Access: You have the right to request that we disclose to you the personal information we have collected, used, disclosed and sold or shared about you. 

 

Correction: You have the right to request that we correct the personal information we maintain about you, if that information is inaccurate.

 

Deletion: You have the right to request that we delete certain personal information we have collected from you, subject to certain exceptions.

 

Opt-Out of Sale or Sharing: You have the right to opt-out of the sale of your personal information or the sharing of your personal information for cross-context behavioral advertising purposes

 

How to Submit a Request: To submit an access, correction or deletion request, submit a request or opt-out of the sale or sharing of your personal information by emailing privacy@stellamccartney.com

To exercise your right to opt out of targeted advertising or "sales" or “share”of your personal information, please click on the “Do Not Sell or Share My Personal information” link at the bottom of our home page.

 

In certain circumstances, you are permitted to use an authorized agent to submit requests on your behalf through the designated methods set forth above where we can verify the authorized agent’s authority to act on your behalf. In order to verify the authorized agent’s authority, we generally require evidence of either (i) a valid power of attorney or (ii) a signed letter containing your name and contact information, the name and contact information of the authorized agent, and a statement of authorization for the request. Depending on the evidence provided and your state of residency, we may still need to separately reach out to you to confirm the authorized agent has permission to act on your behalf and to verify your identity in connection with the request.

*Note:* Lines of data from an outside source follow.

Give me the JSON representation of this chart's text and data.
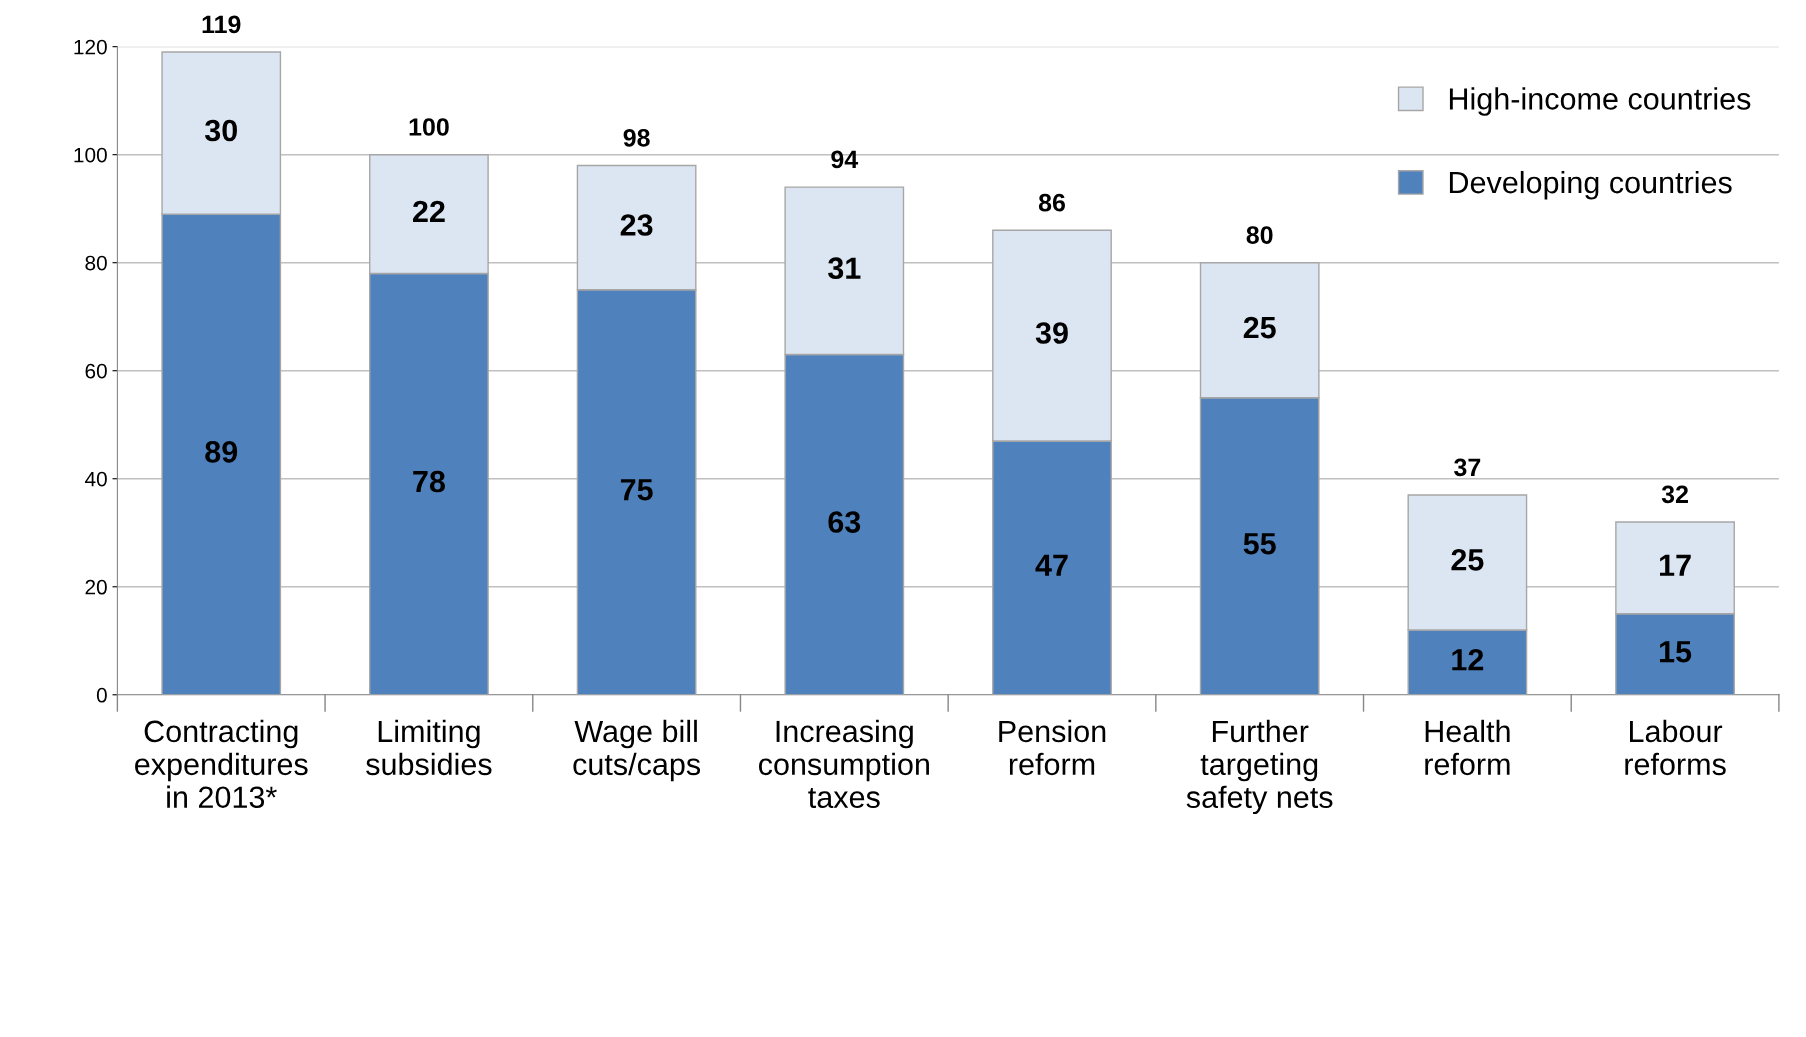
{
  "chart_data": {
    "type": "bar",
    "stacked": true,
    "categories": [
      "Contracting\nexpenditures\nin 2013*",
      "Limiting\nsubsidies",
      "Wage bill\ncuts/caps",
      "Increasing\nconsumption\ntaxes",
      "Pension\nreform",
      "Further\ntargeting\nsafety nets",
      "Health\nreform",
      "Labour\nreforms"
    ],
    "series": [
      {
        "name": "Developing countries",
        "color": "#4f81bd",
        "values": [
          89,
          78,
          75,
          63,
          47,
          55,
          12,
          15
        ]
      },
      {
        "name": "High-income countries",
        "color": "#dce6f2",
        "values": [
          30,
          22,
          23,
          31,
          39,
          25,
          25,
          17
        ]
      }
    ],
    "totals": [
      "119",
      "100",
      "98",
      "94",
      "86",
      "80",
      "37",
      "32"
    ],
    "data_labels": true,
    "ylim": [
      0,
      120
    ],
    "yticks": [
      0,
      20,
      40,
      60,
      80,
      100,
      120
    ],
    "grid": "y",
    "legend": "top right"
  }
}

To submit a request as an authorized agent on behalf of a consumer, please email privacy@stellamccartney.com with the subject line “Authorized Agent Request.”

 

Verifying Requests: To help protect your privacy and maintain security, we will take steps to verify your identity before complying with your access, deletion or correction request. If you request access to or deletion or correction of your personal information, we may require you to provide certain information, including:

 

Contact information (such as name, phone number, and address); and

Information about your transactions with Stella McCartney.

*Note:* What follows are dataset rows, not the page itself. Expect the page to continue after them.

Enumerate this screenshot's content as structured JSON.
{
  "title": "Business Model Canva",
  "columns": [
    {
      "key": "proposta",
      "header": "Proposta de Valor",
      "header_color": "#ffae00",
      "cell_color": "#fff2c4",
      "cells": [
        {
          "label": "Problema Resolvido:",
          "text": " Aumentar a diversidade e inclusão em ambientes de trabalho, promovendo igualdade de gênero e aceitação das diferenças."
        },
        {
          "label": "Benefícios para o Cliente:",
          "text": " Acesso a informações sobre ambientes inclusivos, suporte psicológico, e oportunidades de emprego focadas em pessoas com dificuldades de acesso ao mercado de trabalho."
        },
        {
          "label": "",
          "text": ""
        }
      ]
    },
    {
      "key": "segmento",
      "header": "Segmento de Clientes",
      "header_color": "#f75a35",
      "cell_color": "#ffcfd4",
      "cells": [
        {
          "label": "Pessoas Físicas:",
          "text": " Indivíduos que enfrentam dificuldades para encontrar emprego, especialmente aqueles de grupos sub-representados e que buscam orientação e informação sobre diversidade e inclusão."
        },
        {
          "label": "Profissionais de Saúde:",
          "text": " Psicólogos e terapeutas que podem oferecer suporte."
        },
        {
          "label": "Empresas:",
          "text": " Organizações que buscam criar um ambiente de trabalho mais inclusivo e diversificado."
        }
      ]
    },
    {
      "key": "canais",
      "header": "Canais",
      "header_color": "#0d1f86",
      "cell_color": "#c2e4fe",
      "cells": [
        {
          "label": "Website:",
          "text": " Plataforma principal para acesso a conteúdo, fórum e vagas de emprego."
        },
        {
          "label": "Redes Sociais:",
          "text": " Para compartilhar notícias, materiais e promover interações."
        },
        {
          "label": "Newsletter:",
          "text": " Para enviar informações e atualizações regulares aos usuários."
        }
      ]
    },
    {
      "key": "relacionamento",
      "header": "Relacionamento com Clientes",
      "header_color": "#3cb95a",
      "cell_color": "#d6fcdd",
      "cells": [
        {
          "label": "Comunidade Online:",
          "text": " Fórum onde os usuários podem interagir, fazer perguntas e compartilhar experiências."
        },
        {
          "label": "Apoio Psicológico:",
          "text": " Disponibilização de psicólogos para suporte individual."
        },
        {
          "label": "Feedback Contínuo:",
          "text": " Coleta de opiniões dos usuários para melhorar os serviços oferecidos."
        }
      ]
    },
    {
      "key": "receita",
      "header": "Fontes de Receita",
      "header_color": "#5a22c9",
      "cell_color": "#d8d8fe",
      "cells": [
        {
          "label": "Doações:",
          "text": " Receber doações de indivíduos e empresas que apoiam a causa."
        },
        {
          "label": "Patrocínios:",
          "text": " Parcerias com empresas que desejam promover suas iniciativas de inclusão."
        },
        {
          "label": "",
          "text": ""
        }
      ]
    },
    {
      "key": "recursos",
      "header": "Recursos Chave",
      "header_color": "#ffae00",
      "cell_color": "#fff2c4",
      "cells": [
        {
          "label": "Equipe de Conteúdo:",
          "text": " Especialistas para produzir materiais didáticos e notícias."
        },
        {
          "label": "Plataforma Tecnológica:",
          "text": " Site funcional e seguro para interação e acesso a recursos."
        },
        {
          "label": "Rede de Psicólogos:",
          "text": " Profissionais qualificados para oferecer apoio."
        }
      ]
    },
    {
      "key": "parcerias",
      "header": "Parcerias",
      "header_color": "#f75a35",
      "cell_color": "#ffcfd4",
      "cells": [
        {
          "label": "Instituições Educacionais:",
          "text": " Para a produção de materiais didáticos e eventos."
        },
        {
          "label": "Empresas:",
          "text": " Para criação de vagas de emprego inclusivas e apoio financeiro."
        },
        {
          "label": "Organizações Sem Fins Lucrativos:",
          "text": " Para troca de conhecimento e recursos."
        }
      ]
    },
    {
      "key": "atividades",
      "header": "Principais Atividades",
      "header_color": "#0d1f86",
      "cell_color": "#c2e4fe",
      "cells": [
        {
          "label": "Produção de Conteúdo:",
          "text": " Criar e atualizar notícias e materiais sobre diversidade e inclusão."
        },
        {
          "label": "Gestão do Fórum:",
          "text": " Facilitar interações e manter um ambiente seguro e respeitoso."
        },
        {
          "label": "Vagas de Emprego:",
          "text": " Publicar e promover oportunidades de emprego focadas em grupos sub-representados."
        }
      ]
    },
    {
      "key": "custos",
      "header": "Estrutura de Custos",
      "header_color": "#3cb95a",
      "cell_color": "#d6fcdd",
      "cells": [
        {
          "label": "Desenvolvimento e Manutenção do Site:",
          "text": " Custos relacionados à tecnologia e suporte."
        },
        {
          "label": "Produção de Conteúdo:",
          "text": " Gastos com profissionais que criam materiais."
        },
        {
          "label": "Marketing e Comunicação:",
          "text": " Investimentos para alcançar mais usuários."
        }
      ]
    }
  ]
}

In addition, if you ask us to provide you with specific pieces of personal information, we will require you to sign a declaration under penalty of perjury that you are the consumer whose personal information is the subject of the request. 

 

Additional Information: If you choose to exercise any of your rights, you have the right to not receive discriminatory treatment by us. 

We may deny your deletion request if retaining the information is necessary for us or our service providers to:

-         Complete the transaction for which we collected the personal information, provide a good or service that you requested, take actions reasonably anticipated within the context of our ongoing business relationship with you, or otherwise perform our contract with you.

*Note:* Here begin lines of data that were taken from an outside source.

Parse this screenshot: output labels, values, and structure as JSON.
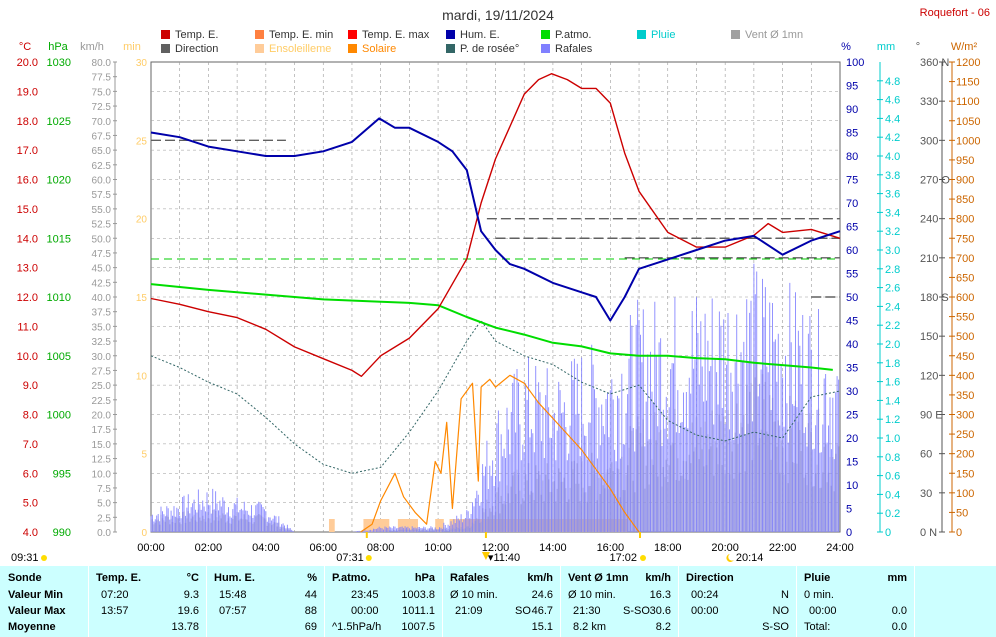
{
  "header": {
    "title": "mardi, 19/11/2024",
    "station": "Roquefort - 06"
  },
  "legend": [
    {
      "label": "Temp. E.",
      "color": "#cc0000"
    },
    {
      "label": "Temp. E. min",
      "color": "#ff8040"
    },
    {
      "label": "Temp. E. max",
      "color": "#ff0000"
    },
    {
      "label": "Hum. E.",
      "color": "#0000aa"
    },
    {
      "label": "P.atmo.",
      "color": "#00dd00"
    },
    {
      "label": "Pluie",
      "color": "#00cccc"
    },
    {
      "label": "Vent Ø 1mn",
      "color": "#a0a0a0"
    },
    {
      "label": "Direction",
      "color": "#606060"
    },
    {
      "label": "Ensoleilleme",
      "color": "#ffcc99"
    },
    {
      "label": "Solaire",
      "color": "#ff8800"
    },
    {
      "label": "P. de rosée°",
      "color": "#336666"
    },
    {
      "label": "Rafales",
      "color": "#8080ff"
    }
  ],
  "axes": {
    "temp": {
      "unit": "°C",
      "min": 4,
      "max": 20,
      "ticks": [
        "20.0",
        "19.0",
        "18.0",
        "17.0",
        "16.0",
        "15.0",
        "14.0",
        "13.0",
        "12.0",
        "11.0",
        "10.0",
        "9.0",
        "8.0",
        "7.0",
        "6.0",
        "5.0",
        "4.0"
      ],
      "color": "#cc0000"
    },
    "pressure": {
      "unit": "hPa",
      "min": 990,
      "max": 1030,
      "ticks": [
        "1030",
        "1025",
        "1020",
        "1015",
        "1010",
        "1005",
        "1000",
        "995",
        "990"
      ],
      "color": "#00aa00"
    },
    "wind": {
      "unit": "km/h",
      "min": 0,
      "max": 80,
      "ticks": [
        "80.0",
        "77.5",
        "75.0",
        "72.5",
        "70.0",
        "67.5",
        "65.0",
        "62.5",
        "60.0",
        "57.5",
        "55.0",
        "52.5",
        "50.0",
        "47.5",
        "45.0",
        "42.5",
        "40.0",
        "37.5",
        "35.0",
        "32.5",
        "30.0",
        "27.5",
        "25.0",
        "22.5",
        "20.0",
        "17.5",
        "15.0",
        "12.5",
        "10.0",
        "7.5",
        "5.0",
        "2.5",
        "0.0"
      ],
      "color": "#999999"
    },
    "sun_min": {
      "unit": "min",
      "min": 0,
      "max": 30,
      "ticks": [
        "30",
        "25",
        "20",
        "15",
        "10",
        "5",
        "0"
      ],
      "color": "#ffcc66"
    },
    "humidity": {
      "unit": "%",
      "min": 0,
      "max": 100,
      "ticks": [
        "100",
        "95",
        "90",
        "85",
        "80",
        "75",
        "70",
        "65",
        "60",
        "55",
        "50",
        "45",
        "40",
        "35",
        "30",
        "25",
        "20",
        "15",
        "10",
        "5",
        "0"
      ],
      "color": "#0000aa"
    },
    "rain": {
      "unit": "mm",
      "min": 0,
      "max": 5,
      "ticks": [
        "4.8",
        "4.6",
        "4.4",
        "4.2",
        "4.0",
        "3.8",
        "3.6",
        "3.4",
        "3.2",
        "3.0",
        "2.8",
        "2.6",
        "2.4",
        "2.2",
        "2.0",
        "1.8",
        "1.6",
        "1.4",
        "1.2",
        "1.0",
        "0.8",
        "0.6",
        "0.4",
        "0.2",
        "0"
      ],
      "color": "#00cccc"
    },
    "direction": {
      "unit": "°",
      "min": 0,
      "max": 360,
      "ticks": [
        "360 N",
        "330",
        "300",
        "270 O",
        "240",
        "210",
        "180 S",
        "150",
        "120",
        "90 E",
        "60",
        "30",
        "0 N"
      ],
      "color": "#555555"
    },
    "solar": {
      "unit": "W/m²",
      "min": 0,
      "max": 1200,
      "ticks": [
        "1200",
        "1150",
        "1100",
        "1050",
        "1000",
        "950",
        "900",
        "850",
        "800",
        "750",
        "700",
        "650",
        "600",
        "550",
        "500",
        "450",
        "400",
        "350",
        "300",
        "250",
        "200",
        "150",
        "100",
        "50",
        "0"
      ],
      "color": "#cc6600"
    },
    "time": {
      "ticks": [
        "00:00",
        "02:00",
        "04:00",
        "06:00",
        "08:00",
        "10:00",
        "12:00",
        "14:00",
        "16:00",
        "18:00",
        "20:00",
        "22:00",
        "24:00"
      ]
    }
  },
  "markers": {
    "sunrise_left": "09:31",
    "sunrise": "07:31",
    "noon": "11:40",
    "sunset": "17:02",
    "moon": "20:14"
  },
  "chart_data": {
    "type": "line",
    "x_unit": "hour of day",
    "series": [
      {
        "name": "Temp. E.",
        "axis": "temp",
        "color": "#cc0000",
        "points": [
          [
            0,
            11.95
          ],
          [
            1,
            11.75
          ],
          [
            2,
            11.5
          ],
          [
            3,
            11.3
          ],
          [
            4,
            10.9
          ],
          [
            5,
            10.3
          ],
          [
            6,
            9.9
          ],
          [
            7,
            9.5
          ],
          [
            7.33,
            9.3
          ],
          [
            8,
            10.0
          ],
          [
            9,
            10.6
          ],
          [
            10,
            11.6
          ],
          [
            11,
            13.3
          ],
          [
            11.5,
            15.2
          ],
          [
            12,
            16.7
          ],
          [
            12.5,
            17.8
          ],
          [
            13,
            18.9
          ],
          [
            13.5,
            19.4
          ],
          [
            13.95,
            19.6
          ],
          [
            14.5,
            19.4
          ],
          [
            15,
            19.1
          ],
          [
            15.5,
            19.1
          ],
          [
            16,
            18.6
          ],
          [
            16.5,
            16.9
          ],
          [
            17,
            15.6
          ],
          [
            18,
            14.2
          ],
          [
            19,
            13.7
          ],
          [
            20,
            13.7
          ],
          [
            21,
            14.1
          ],
          [
            21.5,
            14.5
          ],
          [
            22,
            14.2
          ],
          [
            23,
            14.3
          ],
          [
            24,
            14.0
          ]
        ]
      },
      {
        "name": "Hum. E.",
        "axis": "humidity",
        "color": "#0000aa",
        "points": [
          [
            0,
            85
          ],
          [
            1,
            84
          ],
          [
            2,
            82
          ],
          [
            3,
            81
          ],
          [
            4,
            80
          ],
          [
            5,
            80
          ],
          [
            6,
            81
          ],
          [
            7,
            83
          ],
          [
            7.95,
            88
          ],
          [
            8.5,
            86
          ],
          [
            9,
            86
          ],
          [
            10,
            83
          ],
          [
            10.5,
            81
          ],
          [
            11,
            77
          ],
          [
            11.5,
            64
          ],
          [
            12,
            60
          ],
          [
            12.5,
            57
          ],
          [
            13,
            56
          ],
          [
            14,
            53
          ],
          [
            15,
            51
          ],
          [
            15.5,
            50
          ],
          [
            16,
            45
          ],
          [
            16.5,
            50
          ],
          [
            17,
            56
          ],
          [
            18,
            58
          ],
          [
            19,
            60
          ],
          [
            20,
            62
          ],
          [
            21,
            63
          ],
          [
            22,
            59
          ],
          [
            23,
            62
          ],
          [
            24,
            64
          ]
        ]
      },
      {
        "name": "P.atmo.",
        "axis": "pressure",
        "color": "#00dd00",
        "points": [
          [
            0,
            1011.1
          ],
          [
            2,
            1010.6
          ],
          [
            4,
            1010.2
          ],
          [
            6,
            1009.8
          ],
          [
            8,
            1009.6
          ],
          [
            9,
            1009.5
          ],
          [
            10,
            1009.3
          ],
          [
            11,
            1008.3
          ],
          [
            12,
            1007.4
          ],
          [
            13,
            1006.8
          ],
          [
            14,
            1006.1
          ],
          [
            15,
            1005.8
          ],
          [
            16,
            1005.2
          ],
          [
            17,
            1005.0
          ],
          [
            18,
            1005.0
          ],
          [
            19,
            1004.8
          ],
          [
            20,
            1004.7
          ],
          [
            21,
            1004.4
          ],
          [
            22,
            1004.2
          ],
          [
            23,
            1004.0
          ],
          [
            23.75,
            1003.8
          ]
        ]
      },
      {
        "name": "P. de rosée°",
        "axis": "temp",
        "color": "#336666",
        "points": [
          [
            0,
            10.0
          ],
          [
            1,
            9.6
          ],
          [
            2,
            9.1
          ],
          [
            3,
            8.7
          ],
          [
            4,
            7.9
          ],
          [
            5,
            7.0
          ],
          [
            6,
            6.3
          ],
          [
            7,
            6.0
          ],
          [
            8,
            6.2
          ],
          [
            9,
            7.4
          ],
          [
            10,
            8.8
          ],
          [
            11,
            10.5
          ],
          [
            11.5,
            11.2
          ],
          [
            12,
            10.5
          ],
          [
            13,
            10.0
          ],
          [
            14,
            9.7
          ],
          [
            15,
            9.1
          ],
          [
            16,
            8.7
          ],
          [
            17,
            9.0
          ],
          [
            18,
            7.8
          ],
          [
            19,
            7.3
          ],
          [
            20,
            7.1
          ],
          [
            21,
            7.4
          ],
          [
            22,
            7.2
          ],
          [
            23,
            8.6
          ],
          [
            24,
            8.8
          ]
        ]
      },
      {
        "name": "Solaire",
        "axis": "solar",
        "color": "#ff8800",
        "points": [
          [
            7.3,
            0
          ],
          [
            7.7,
            20
          ],
          [
            8,
            80
          ],
          [
            8.5,
            150
          ],
          [
            8.8,
            90
          ],
          [
            9.2,
            50
          ],
          [
            9.6,
            20
          ],
          [
            9.9,
            180
          ],
          [
            10.1,
            150
          ],
          [
            10.3,
            280
          ],
          [
            10.5,
            60
          ],
          [
            10.8,
            340
          ],
          [
            11.0,
            360
          ],
          [
            11.2,
            380
          ],
          [
            11.4,
            130
          ],
          [
            11.5,
            370
          ],
          [
            11.8,
            390
          ],
          [
            12,
            370
          ],
          [
            12.5,
            400
          ],
          [
            13,
            380
          ],
          [
            13.5,
            330
          ],
          [
            14,
            290
          ],
          [
            14.5,
            250
          ],
          [
            15,
            210
          ],
          [
            15.5,
            160
          ],
          [
            16,
            110
          ],
          [
            16.5,
            50
          ],
          [
            17,
            0
          ]
        ]
      },
      {
        "name": "Rafales",
        "axis": "wind",
        "color": "#8080ff",
        "envelope": [
          [
            0,
            4
          ],
          [
            1,
            6
          ],
          [
            2,
            8
          ],
          [
            3,
            6
          ],
          [
            4,
            5
          ],
          [
            5,
            0
          ],
          [
            7,
            0
          ],
          [
            8,
            1
          ],
          [
            10,
            1
          ],
          [
            11,
            4
          ],
          [
            12,
            22
          ],
          [
            13,
            31
          ],
          [
            14,
            28
          ],
          [
            15,
            32
          ],
          [
            16,
            33
          ],
          [
            17,
            40
          ],
          [
            18,
            41
          ],
          [
            19,
            43
          ],
          [
            20,
            44
          ],
          [
            21,
            46.7
          ],
          [
            22,
            44
          ],
          [
            23,
            40
          ],
          [
            24,
            32
          ]
        ]
      },
      {
        "name": "Vent Ø 1mn",
        "axis": "wind",
        "color": "#a0a0a0",
        "envelope": [
          [
            0,
            3
          ],
          [
            2,
            4
          ],
          [
            4,
            3
          ],
          [
            5,
            0
          ],
          [
            7,
            0
          ],
          [
            11,
            1
          ],
          [
            12,
            8
          ],
          [
            13,
            12
          ],
          [
            14,
            12
          ],
          [
            15,
            13
          ],
          [
            16,
            15
          ],
          [
            17,
            20
          ],
          [
            18,
            22
          ],
          [
            19,
            21
          ],
          [
            20,
            24
          ],
          [
            21,
            30.6
          ],
          [
            22,
            24
          ],
          [
            23,
            22
          ],
          [
            24,
            18
          ]
        ]
      },
      {
        "name": "Direction",
        "axis": "direction",
        "color": "#606060",
        "segments": [
          [
            0,
            4.7,
            300
          ],
          [
            11.7,
            24,
            240
          ],
          [
            12,
            24,
            225
          ],
          [
            16.5,
            24,
            210
          ],
          [
            23,
            24,
            180
          ]
        ]
      },
      {
        "name": "Ensoleilleme",
        "axis": "sun_min",
        "color": "#ffcc99",
        "bars": [
          [
            6.2,
            6.4
          ],
          [
            7.4,
            8.3
          ],
          [
            8.6,
            9.3
          ],
          [
            9.9,
            10.2
          ],
          [
            10.4,
            16.6
          ]
        ]
      }
    ]
  },
  "summary": {
    "sonde": {
      "header": "Sonde",
      "rows": [
        "Valeur Min",
        "Valeur Max",
        "Moyenne"
      ]
    },
    "temp": {
      "header": "Temp. E.",
      "unit": "°C",
      "min_time": "07:20",
      "min_val": "9.3",
      "max_time": "13:57",
      "max_val": "19.6",
      "avg": "13.78"
    },
    "hum": {
      "header": "Hum. E.",
      "unit": "%",
      "min_time": "15:48",
      "min_val": "44",
      "max_time": "07:57",
      "max_val": "88",
      "avg": "69"
    },
    "press": {
      "header": "P.atmo.",
      "unit": "hPa",
      "min_time": "23:45",
      "min_val": "1003.8",
      "max_time": "00:00",
      "max_val": "1011.1",
      "avg_label": "^1.5hPa/h",
      "avg": "1007.5"
    },
    "gust": {
      "header": "Rafales",
      "unit": "km/h",
      "min_label": "Ø 10 min.",
      "min_val": "24.6",
      "max_time": "21:09",
      "max_dir": "SO",
      "max_val": "46.7",
      "avg": "15.1"
    },
    "wind": {
      "header": "Vent Ø 1mn",
      "unit": "km/h",
      "min_label": "Ø 10 min.",
      "min_val": "16.3",
      "max_time": "21:30",
      "max_dir": "S-SO",
      "max_val": "30.6",
      "avg_label": "8.2 km",
      "avg": "8.2"
    },
    "dir": {
      "header": "Direction",
      "min_time": "00:24",
      "min_val": "N",
      "max_time": "00:00",
      "max_val": "NO",
      "avg": "S-SO"
    },
    "rain": {
      "header": "Pluie",
      "unit": "mm",
      "min_label": "0 min.",
      "max_time": "00:00",
      "max_val": "0.0",
      "avg_label": "Total:",
      "avg": "0.0"
    }
  }
}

-         Detect security incidents, protect against malicious, deceptive, fraudulent, or illegal activity, or prosecute those responsible for such activities.

-         Comply with the California Electronic Communications Privacy Act (Cal. Penal Code § 1546 seq.).

-         Enable solely internal uses that are reasonably aligned with consumer expectations based on your relationship with us.

-         Comply with a legal obligation.

-         Make other internal and lawful uses of that information that are compatible with the context in which you provided it.

We do not charge a fee to process or respond to your verifiable consumer request unless it is excessive, repetitive, or manifestly unfounded. If we determine that the request warrants a fee, we will tell you why we made that decision and provide you with a cost estimate before completing your request.